To create a usable past, we should approach history with the understanding that it did not have to turn out the way it did. The past isn’t a sequence of inevitable events that rushes towards the future as if on tracks. At every juncture, there were options. At every juncture, there was the possibility for a different outcome.

What does that mean for thriller writers?

My novels are set in the real world. Although my characters are figments of my imagination, the issues he deals with are real issues. Of course, I add scenarios to create the tension that needs resolution at the end, otherwise the story would be dull, but the basics are real. How can my readers understand my characters and their motivations if I don’t create a usable past in my writing?

Without it, they fall back on the default genealogies. Many people living in rich countries have little usable past at their disposal. Their default genealogies consist of unquestioned assumption about the world, tinted by race and class. We are doing fine, so the world must be right. The fates of those in poor countries, the refugees that come to our borders, the economic misery they are escaping are somehow of their own making.

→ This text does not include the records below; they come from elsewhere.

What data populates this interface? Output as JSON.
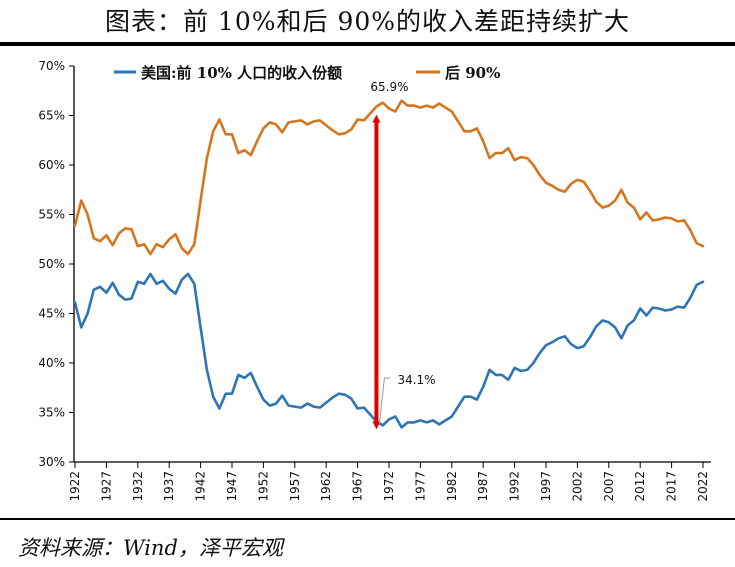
{
  "title": "图表：前 10%和后 90%的收入差距持续扩大",
  "source": "资料来源：Wind，泽平宏观",
  "chart_data": {
    "type": "line",
    "title": "",
    "xlabel": "",
    "ylabel": "",
    "ylim": [
      30,
      70
    ],
    "yticks": [
      "30%",
      "35%",
      "40%",
      "45%",
      "50%",
      "55%",
      "60%",
      "65%",
      "70%"
    ],
    "xlim": [
      1922,
      2022
    ],
    "xticks": [
      "1922",
      "1927",
      "1932",
      "1937",
      "1942",
      "1947",
      "1952",
      "1957",
      "1962",
      "1967",
      "1972",
      "1977",
      "1982",
      "1987",
      "1992",
      "1997",
      "2002",
      "2007",
      "2012",
      "2017",
      "2022"
    ],
    "grid": false,
    "legend_position": "top",
    "x": [
      1922,
      1923,
      1924,
      1925,
      1926,
      1927,
      1928,
      1929,
      1930,
      1931,
      1932,
      1933,
      1934,
      1935,
      1936,
      1937,
      1938,
      1939,
      1940,
      1941,
      1942,
      1943,
      1944,
      1945,
      1946,
      1947,
      1948,
      1949,
      1950,
      1951,
      1952,
      1953,
      1954,
      1955,
      1956,
      1957,
      1958,
      1959,
      1960,
      1961,
      1962,
      1963,
      1964,
      1965,
      1966,
      1967,
      1968,
      1969,
      1970,
      1971,
      1972,
      1973,
      1974,
      1975,
      1976,
      1977,
      1978,
      1979,
      1980,
      1981,
      1982,
      1983,
      1984,
      1985,
      1986,
      1987,
      1988,
      1989,
      1990,
      1991,
      1992,
      1993,
      1994,
      1995,
      1996,
      1997,
      1998,
      1999,
      2000,
      2001,
      2002,
      2003,
      2004,
      2005,
      2006,
      2007,
      2008,
      2009,
      2010,
      2011,
      2012,
      2013,
      2014,
      2015,
      2016,
      2017,
      2018,
      2019,
      2020,
      2021,
      2022
    ],
    "series": [
      {
        "name": "美国:前 10% 人口的收入份额",
        "color": "#2e75b6",
        "values": [
          46.1,
          43.6,
          45.0,
          47.4,
          47.7,
          47.1,
          48.1,
          46.9,
          46.4,
          46.5,
          48.2,
          48.0,
          49.0,
          48.0,
          48.3,
          47.5,
          47.0,
          48.4,
          49.0,
          48.0,
          43.6,
          39.3,
          36.6,
          35.4,
          36.9,
          36.9,
          38.8,
          38.5,
          39.0,
          37.6,
          36.3,
          35.7,
          35.9,
          36.7,
          35.7,
          35.6,
          35.5,
          35.9,
          35.6,
          35.5,
          36.0,
          36.5,
          36.9,
          36.8,
          36.4,
          35.4,
          35.5,
          34.8,
          34.1,
          33.7,
          34.3,
          34.6,
          33.5,
          34.0,
          34.0,
          34.2,
          34.0,
          34.2,
          33.8,
          34.2,
          34.6,
          35.6,
          36.6,
          36.6,
          36.3,
          37.6,
          39.3,
          38.8,
          38.8,
          38.3,
          39.5,
          39.2,
          39.3,
          40.0,
          41.0,
          41.8,
          42.1,
          42.5,
          42.7,
          41.9,
          41.5,
          41.7,
          42.6,
          43.7,
          44.3,
          44.1,
          43.6,
          42.5,
          43.8,
          44.3,
          45.5,
          44.8,
          45.6,
          45.5,
          45.3,
          45.4,
          45.7,
          45.6,
          46.6,
          47.9,
          48.2
        ]
      },
      {
        "name": "后 90%",
        "color": "#d5761f",
        "values": [
          53.9,
          56.4,
          55.0,
          52.6,
          52.3,
          52.9,
          51.9,
          53.1,
          53.6,
          53.5,
          51.8,
          52.0,
          51.0,
          52.0,
          51.7,
          52.5,
          53.0,
          51.6,
          51.0,
          52.0,
          56.4,
          60.7,
          63.4,
          64.6,
          63.1,
          63.1,
          61.2,
          61.5,
          61.0,
          62.4,
          63.7,
          64.3,
          64.1,
          63.3,
          64.3,
          64.4,
          64.5,
          64.1,
          64.4,
          64.5,
          64.0,
          63.5,
          63.1,
          63.2,
          63.6,
          64.6,
          64.5,
          65.2,
          65.9,
          66.3,
          65.7,
          65.4,
          66.5,
          66.0,
          66.0,
          65.8,
          66.0,
          65.8,
          66.2,
          65.8,
          65.4,
          64.4,
          63.4,
          63.4,
          63.7,
          62.4,
          60.7,
          61.2,
          61.2,
          61.7,
          60.5,
          60.8,
          60.7,
          60.0,
          59.0,
          58.2,
          57.9,
          57.5,
          57.3,
          58.1,
          58.5,
          58.3,
          57.4,
          56.3,
          55.7,
          55.9,
          56.4,
          57.5,
          56.2,
          55.7,
          54.5,
          55.2,
          54.4,
          54.5,
          54.7,
          54.6,
          54.3,
          54.4,
          53.4,
          52.1,
          51.8
        ]
      }
    ],
    "annotations": [
      {
        "text": "65.9%",
        "year": 1970,
        "value": 65.9
      },
      {
        "text": "34.1%",
        "year": 1970,
        "value": 34.1
      }
    ],
    "arrow_color": "#e00000"
  }
}
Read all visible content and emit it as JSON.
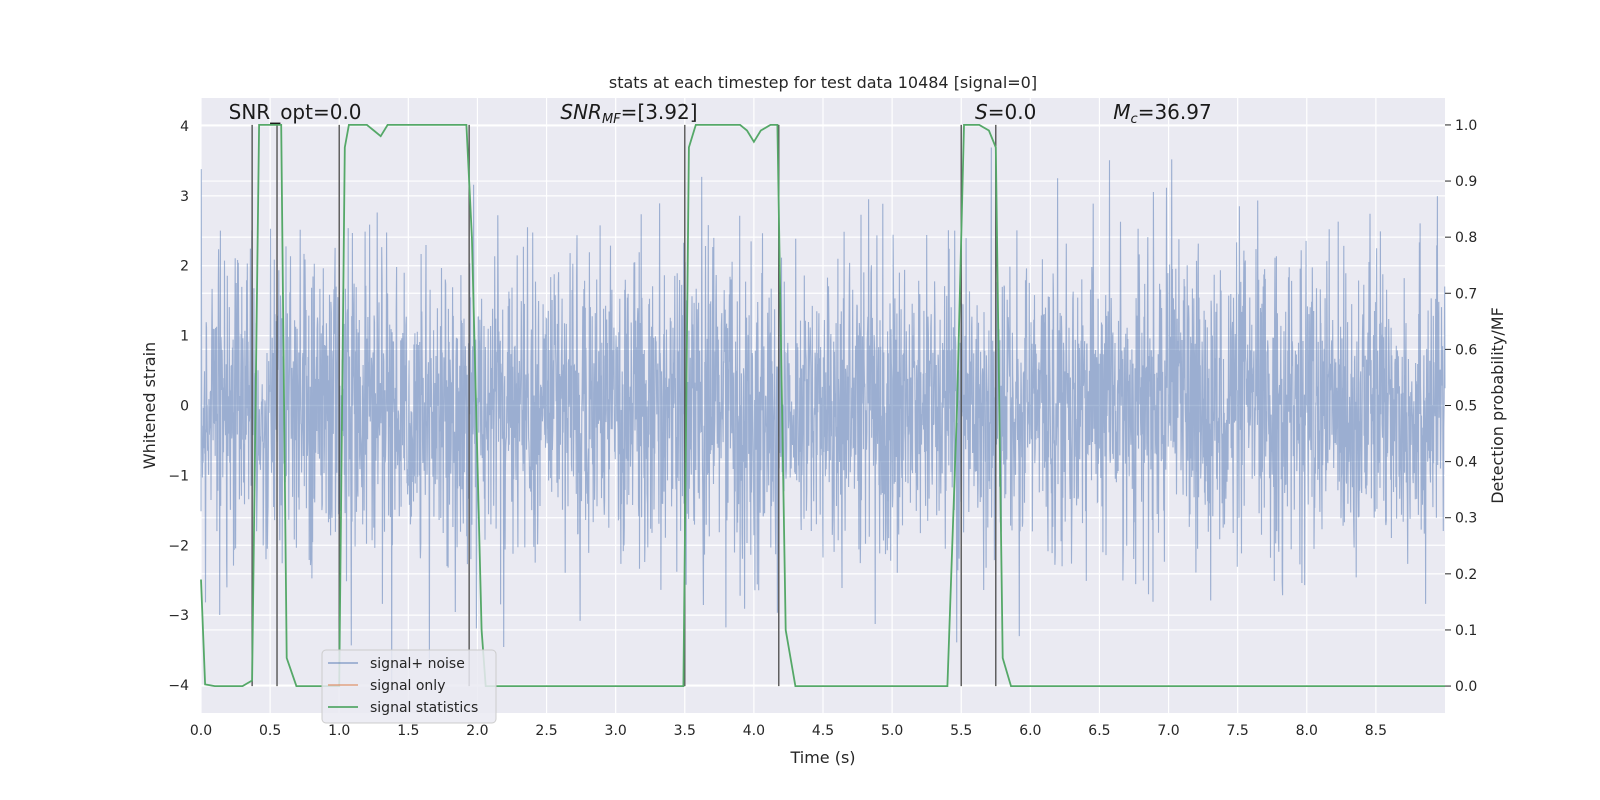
{
  "chart_data": {
    "type": "line",
    "title": "stats at each timestep for test data 10484 [signal=0]",
    "xlabel": "Time (s)",
    "ylabel": "Whitened strain",
    "y2label": "Detection probability/MF",
    "xlim": [
      0,
      9.0
    ],
    "ylim": [
      -4.4,
      4.4
    ],
    "y2lim": [
      -0.048,
      1.048
    ],
    "xticks": [
      0.0,
      0.5,
      1.0,
      1.5,
      2.0,
      2.5,
      3.0,
      3.5,
      4.0,
      4.5,
      5.0,
      5.5,
      6.0,
      6.5,
      7.0,
      7.5,
      8.0,
      8.5
    ],
    "xtick_labels": [
      "0.0",
      "0.5",
      "1.0",
      "1.5",
      "2.0",
      "2.5",
      "3.0",
      "3.5",
      "4.0",
      "4.5",
      "5.0",
      "5.5",
      "6.0",
      "6.5",
      "7.0",
      "7.5",
      "8.0",
      "8.5"
    ],
    "yticks": [
      -4,
      -3,
      -2,
      -1,
      0,
      1,
      2,
      3,
      4
    ],
    "ytick_labels": [
      "−4",
      "−3",
      "−2",
      "−1",
      "0",
      "1",
      "2",
      "3",
      "4"
    ],
    "y2ticks": [
      0.0,
      0.1,
      0.2,
      0.3,
      0.4,
      0.5,
      0.6,
      0.7,
      0.8,
      0.9,
      1.0
    ],
    "y2tick_labels": [
      "0.0",
      "0.1",
      "0.2",
      "0.3",
      "0.4",
      "0.5",
      "0.6",
      "0.7",
      "0.8",
      "0.9",
      "1.0"
    ],
    "grid": true,
    "legend_position": "lower-left",
    "series": [
      {
        "name": "signal+ noise",
        "color": "#4c72b0",
        "description": "whitened strain noise, roughly within ±2.5 with peaks to about ±4, spanning 0–9 s"
      },
      {
        "name": "signal only",
        "color": "#dd8452",
        "values": []
      },
      {
        "name": "signal statistics",
        "color": "#55a868",
        "axis": "right",
        "points": [
          [
            0.0,
            0.19
          ],
          [
            0.03,
            0.003
          ],
          [
            0.1,
            0.0
          ],
          [
            0.3,
            0.0
          ],
          [
            0.37,
            0.01
          ],
          [
            0.42,
            1.0
          ],
          [
            0.47,
            1.0
          ],
          [
            0.52,
            1.0
          ],
          [
            0.58,
            1.0
          ],
          [
            0.62,
            0.05
          ],
          [
            0.69,
            0.0
          ],
          [
            0.98,
            0.0
          ],
          [
            1.0,
            0.0
          ],
          [
            1.04,
            0.96
          ],
          [
            1.07,
            1.0
          ],
          [
            1.2,
            1.0
          ],
          [
            1.25,
            0.99
          ],
          [
            1.3,
            0.98
          ],
          [
            1.35,
            1.0
          ],
          [
            1.5,
            1.0
          ],
          [
            1.92,
            1.0
          ],
          [
            1.96,
            0.8
          ],
          [
            2.03,
            0.1
          ],
          [
            2.06,
            0.0
          ],
          [
            2.5,
            0.0
          ],
          [
            3.0,
            0.0
          ],
          [
            3.49,
            0.0
          ],
          [
            3.53,
            0.96
          ],
          [
            3.58,
            1.0
          ],
          [
            3.9,
            1.0
          ],
          [
            3.95,
            0.99
          ],
          [
            4.0,
            0.97
          ],
          [
            4.05,
            0.99
          ],
          [
            4.12,
            1.0
          ],
          [
            4.17,
            1.0
          ],
          [
            4.23,
            0.1
          ],
          [
            4.3,
            0.0
          ],
          [
            4.6,
            0.0
          ],
          [
            5.0,
            0.0
          ],
          [
            5.4,
            0.0
          ],
          [
            5.47,
            0.5
          ],
          [
            5.52,
            1.0
          ],
          [
            5.6,
            1.0
          ],
          [
            5.63,
            1.0
          ],
          [
            5.7,
            0.99
          ],
          [
            5.75,
            0.96
          ],
          [
            5.8,
            0.05
          ],
          [
            5.86,
            0.0
          ],
          [
            6.5,
            0.0
          ],
          [
            7.5,
            0.0
          ],
          [
            8.5,
            0.0
          ],
          [
            9.0,
            0.0
          ]
        ]
      }
    ],
    "vertical_markers": [
      0.37,
      0.55,
      1.0,
      1.94,
      3.5,
      4.18,
      5.5,
      5.75
    ],
    "annotations": [
      {
        "text": "SNR_opt=0.0",
        "x": 0.2,
        "y": 4.1
      },
      {
        "text_parts": [
          "SNR",
          "MF",
          "=[3.92]"
        ],
        "x": 2.6,
        "y": 4.1
      },
      {
        "text_parts": [
          "S",
          "=0.0"
        ],
        "x": 5.6,
        "y": 4.1
      },
      {
        "text_parts": [
          "M",
          "c",
          "=36.97"
        ],
        "x": 6.6,
        "y": 4.1
      }
    ]
  }
}
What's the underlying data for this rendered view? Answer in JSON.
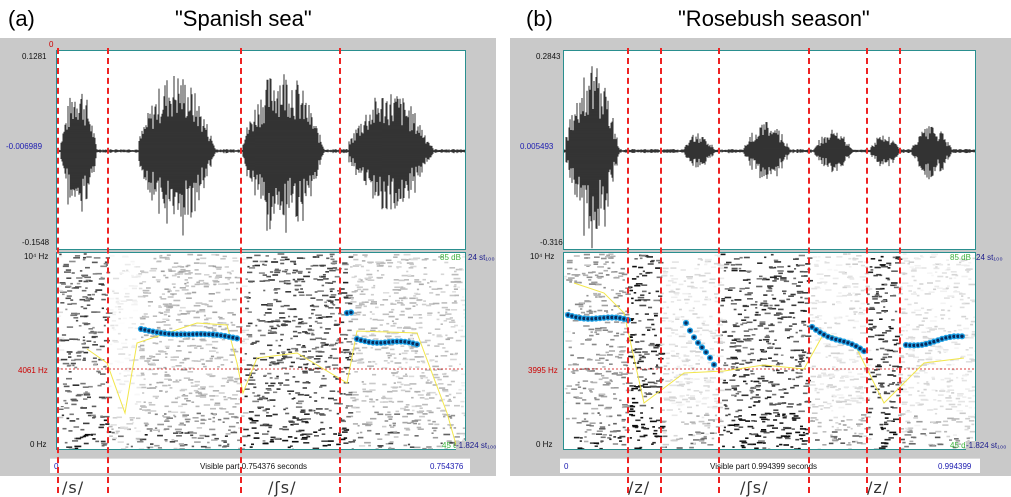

My just completed manuscript for the sixth Vermeulen thriller deals with the tragedy that’s unfolding at the southern border of the US. If Americans had a usable past, they’d understand that the long history of US intervention in Central America is the root cause of the flood of refugees we see today. How many know that US marines occupied Nicaragua from 1912-1933? Or that US troops intervened in Honduras seven times between 1900-1925? Or that President Teddy Roosevelt asserted that the US had the right to intervene in Central America when countries were unable to pay their international debts?

Although those events happened a century ago, the institutional and economic structures created then persist today. My job as a thriller writer is to eschew the default genealogies and help create a usable past that has a “living value” for my readers.